My childhood was different, growing up outside of Los Angeles. Everywhere I looked there were people of every color, speaking every language you could imagine. We lived in a white neighborhood and went to a white church, but there were other colors, always there, in the periphery of my memory. I do remember the riots, on the news, when I was eight. I didn’t understand, but I was afraid of those men.
I grew up as a millennial, the generation that values diversity, tolerance, and social justice. As a group, we’re not racist anymore, right? We studied Dr. King in our college classes. We elected a black president and are appalled when our grandmothers loudly suggest that President Obama is “nigger-rich.” We claim we don’t see color and nod when our partners say they’ve never seen racism.
A newly born feminist, I read the words women of color have written because I know so few in real life. Terrified of being labeled a white feminist, I try to listen, try to understand a world that I have lived in all my life and yet have never known. I learn words like “intersectionality” and “systems of oppression.”
As the supervisor of a racially diverse team, my whiteness is always on my mind. When an employee accuses me of policing her tone, I try to calmly explain that three other women have come to me crying because of her rude words. She tells me they just can’t handle a strong black woman in the office. I don’t tell her the hours I have spent trying to decide how to handle this because I’m afraid of her myself.
I drive home and I listen to white voices on the radio tell me about more riots, more protests, angry black men and women like the ones I remember from my youth. Another black man. Another white officer. My mind churns with names and places that I try to keep straight: Ferguson, Tamir, Sandra, Mother Emanuel. I come home to my white neighborhood, my white church, and my white family and all of that seems so far away.
But, I know that for so many of those who I claim are brothers and sisters, these events are not far away. And I don’t know what to do. So for one Sunday we take a break from our church, to sit in unfamiliar pews and listen to a black woman teach us what she learned from Dr. King.
Yesterday my six year old son, with the same blue-white skin and my own bright blue eyes staring back at me, told me how Dr. Martin Luther King Jr. made everything fair. “He was a great man, Mom. His father taught him that things should be fair and when he grew up he was brave and he made it all fair. He got all the black people to stop riding the buses. Then the white people got angry and shot him.”

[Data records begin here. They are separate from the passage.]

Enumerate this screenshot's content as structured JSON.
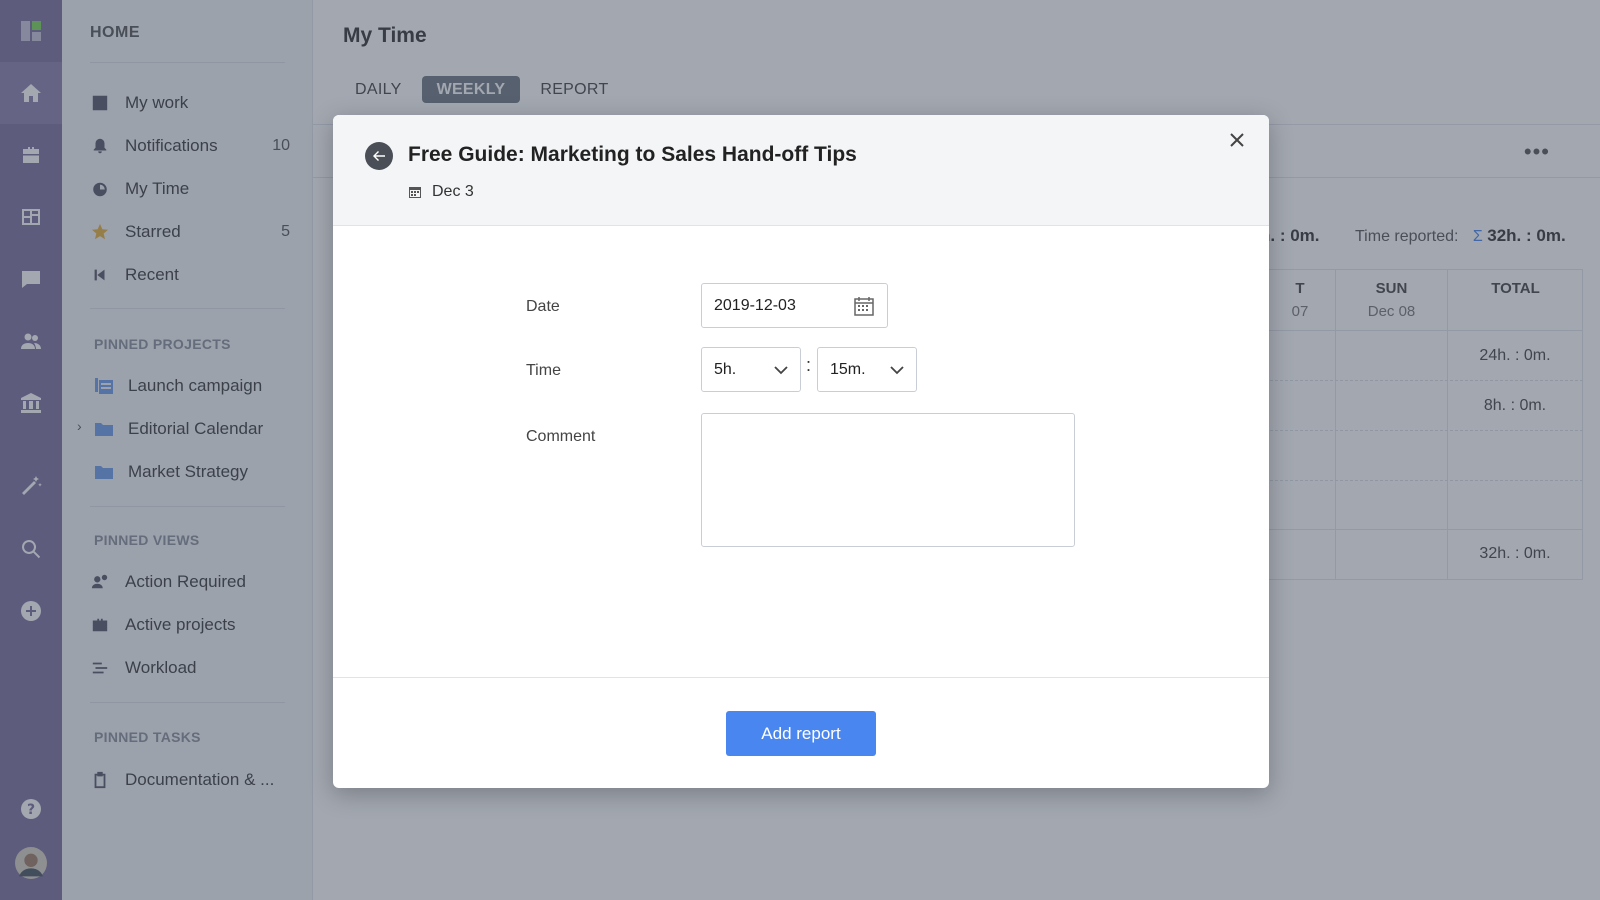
{
  "sidebar": {
    "home_label": "HOME",
    "items": [
      {
        "label": "My work",
        "icon": "checkbox-icon"
      },
      {
        "label": "Notifications",
        "icon": "bell-icon",
        "count": "10"
      },
      {
        "label": "My Time",
        "icon": "stopwatch-icon"
      },
      {
        "label": "Starred",
        "icon": "star-icon",
        "count": "5"
      },
      {
        "label": "Recent",
        "icon": "recent-icon"
      }
    ],
    "pinned_projects_label": "PINNED PROJECTS",
    "projects": [
      {
        "label": "Launch campaign"
      },
      {
        "label": "Editorial Calendar"
      },
      {
        "label": "Market Strategy"
      }
    ],
    "pinned_views_label": "PINNED VIEWS",
    "views": [
      {
        "label": "Action Required"
      },
      {
        "label": "Active projects"
      },
      {
        "label": "Workload"
      }
    ],
    "pinned_tasks_label": "PINNED TASKS",
    "tasks": [
      {
        "label": "Documentation & ..."
      }
    ]
  },
  "main": {
    "title": "My Time",
    "tabs": [
      {
        "label": "DAILY"
      },
      {
        "label": "WEEKLY",
        "active": true
      },
      {
        "label": "REPORT"
      }
    ],
    "summary_partial": "h. : 0m.",
    "time_reported_label": "Time reported:",
    "time_reported_symbol": "Σ",
    "time_reported_value": "32h. : 0m.",
    "grid": {
      "sat_header": "T",
      "sat_sub": "07",
      "sun_header": "SUN",
      "sun_sub": "Dec 08",
      "total_header": "TOTAL",
      "totals": [
        "24h. : 0m.",
        "8h. : 0m.",
        "",
        "",
        "32h. : 0m."
      ]
    }
  },
  "modal": {
    "title": "Free Guide: Marketing to Sales Hand-off Tips",
    "date_badge": "Dec 3",
    "date_label": "Date",
    "date_value": "2019-12-03",
    "time_label": "Time",
    "hours_value": "5h.",
    "minutes_value": "15m.",
    "time_separator": ":",
    "comment_label": "Comment",
    "comment_value": "",
    "submit_label": "Add report"
  },
  "colors": {
    "rail": "#7b6f9e",
    "primary_button": "#4a86f0",
    "active_tab": "#6f7780"
  }
}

As we listen to the words of "I have a dream," my son draws pictures of Dr. King with a dove on his shoulder, of black and white people eating at restaurants together and drinking from the same fountains. He searches his crayons for the right colors and carefully completes the caption, "Martin Loother Cing Made Peece."

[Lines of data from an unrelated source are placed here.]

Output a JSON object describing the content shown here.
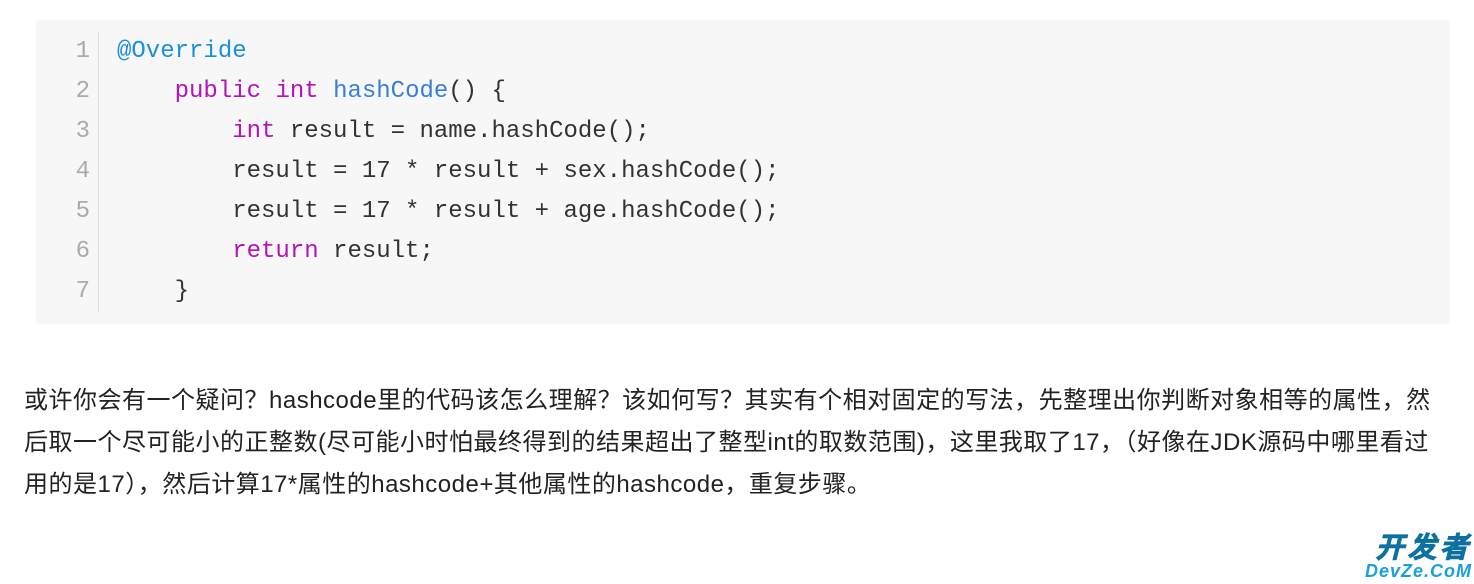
{
  "code": {
    "lines": [
      {
        "n": "1",
        "segments": [
          {
            "cls": "tok-annotation",
            "text": "@Override"
          }
        ]
      },
      {
        "n": "2",
        "segments": [
          {
            "cls": "tok-plain",
            "text": "    "
          },
          {
            "cls": "tok-keyword",
            "text": "public"
          },
          {
            "cls": "tok-plain",
            "text": " "
          },
          {
            "cls": "tok-keyword",
            "text": "int"
          },
          {
            "cls": "tok-plain",
            "text": " "
          },
          {
            "cls": "tok-func",
            "text": "hashCode"
          },
          {
            "cls": "tok-plain",
            "text": "() {"
          }
        ]
      },
      {
        "n": "3",
        "segments": [
          {
            "cls": "tok-plain",
            "text": "        "
          },
          {
            "cls": "tok-keyword",
            "text": "int"
          },
          {
            "cls": "tok-plain",
            "text": " result = name.hashCode();"
          }
        ]
      },
      {
        "n": "4",
        "segments": [
          {
            "cls": "tok-plain",
            "text": "        result = 17 * result + sex.hashCode();"
          }
        ]
      },
      {
        "n": "5",
        "segments": [
          {
            "cls": "tok-plain",
            "text": "        result = 17 * result + age.hashCode();"
          }
        ]
      },
      {
        "n": "6",
        "segments": [
          {
            "cls": "tok-plain",
            "text": "        "
          },
          {
            "cls": "tok-keyword",
            "text": "return"
          },
          {
            "cls": "tok-plain",
            "text": " result;"
          }
        ]
      },
      {
        "n": "7",
        "segments": [
          {
            "cls": "tok-plain",
            "text": "    }"
          }
        ]
      }
    ]
  },
  "paragraph": {
    "text": "  或许你会有一个疑问？hashcode里的代码该怎么理解？该如何写？其实有个相对固定的写法，先整理出你判断对象相等的属性，然后取一个尽可能小的正整数(尽可能小时怕最终得到的结果超出了整型int的取数范围)，这里我取了17，（好像在JDK源码中哪里看过用的是17），然后计算17*属性的hashcode+其他属性的hashcode，重复步骤。"
  },
  "watermark": {
    "top": "开发者",
    "bottom": "DevZe.CoM"
  }
}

Then I take a deep breath and we talk about privilege. I just learned this word and it sounds strange on my tongue. I’m not really sure what it means, but I feel like it is important to say out loud. “We have privilege. We have a responsibility to listen to others who don’t have our privilege because they are the only ones who can tell us what that is like.”

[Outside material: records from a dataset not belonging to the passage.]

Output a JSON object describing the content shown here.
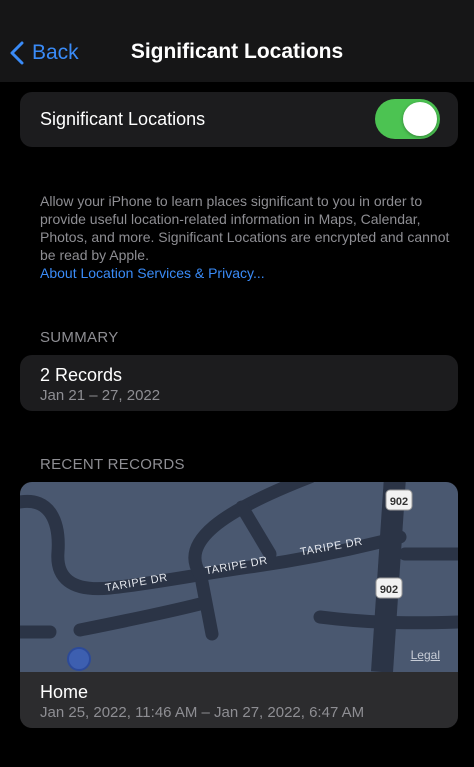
{
  "nav": {
    "back_label": "Back",
    "title": "Significant Locations"
  },
  "toggle": {
    "label": "Significant Locations",
    "enabled": true,
    "on_color": "#4cc352"
  },
  "description": {
    "text": "Allow your iPhone to learn places significant to you in order to provide useful location-related information in Maps, Calendar, Photos, and more. Significant Locations are encrypted and cannot be read by Apple.",
    "link": "About Location Services & Privacy..."
  },
  "summary": {
    "header": "SUMMARY",
    "title": "2 Records",
    "date_range": "Jan 21 – 27, 2022"
  },
  "recent": {
    "header": "RECENT RECORDS",
    "map": {
      "street_labels": [
        "TARIPE DR",
        "TARIPE DR",
        "TARIPE DR"
      ],
      "route_shields": [
        "902",
        "902"
      ],
      "legal": "Legal"
    },
    "record": {
      "title": "Home",
      "time_range": "Jan 25, 2022, 11:46 AM – Jan 27, 2022, 6:47 AM"
    }
  },
  "colors": {
    "accent": "#3a8bf7",
    "background": "#000000",
    "card": "#1c1c1e",
    "secondary_text": "#8e8e93"
  }
}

In these few moments before I start my day, in the time before commutes, homework, laundry, and the never ending stream of things to do take over my thoughts, I pause. And the thought comes back, the one I always push away, tuck back in, and try to forget. A question, really, “Am I a racist?” For once I take it out and look at the question, turn it over in my mind. I don’t know the answer and I’m not sure how to find out.
But for now, I’m listening. I'm listening not only to the easy, soothing words of Dr. King that are passed around on meme after meme between my white friends, but also those that are hard for white ears to hear. I'm listening to the words of those today who feel like they are unheard.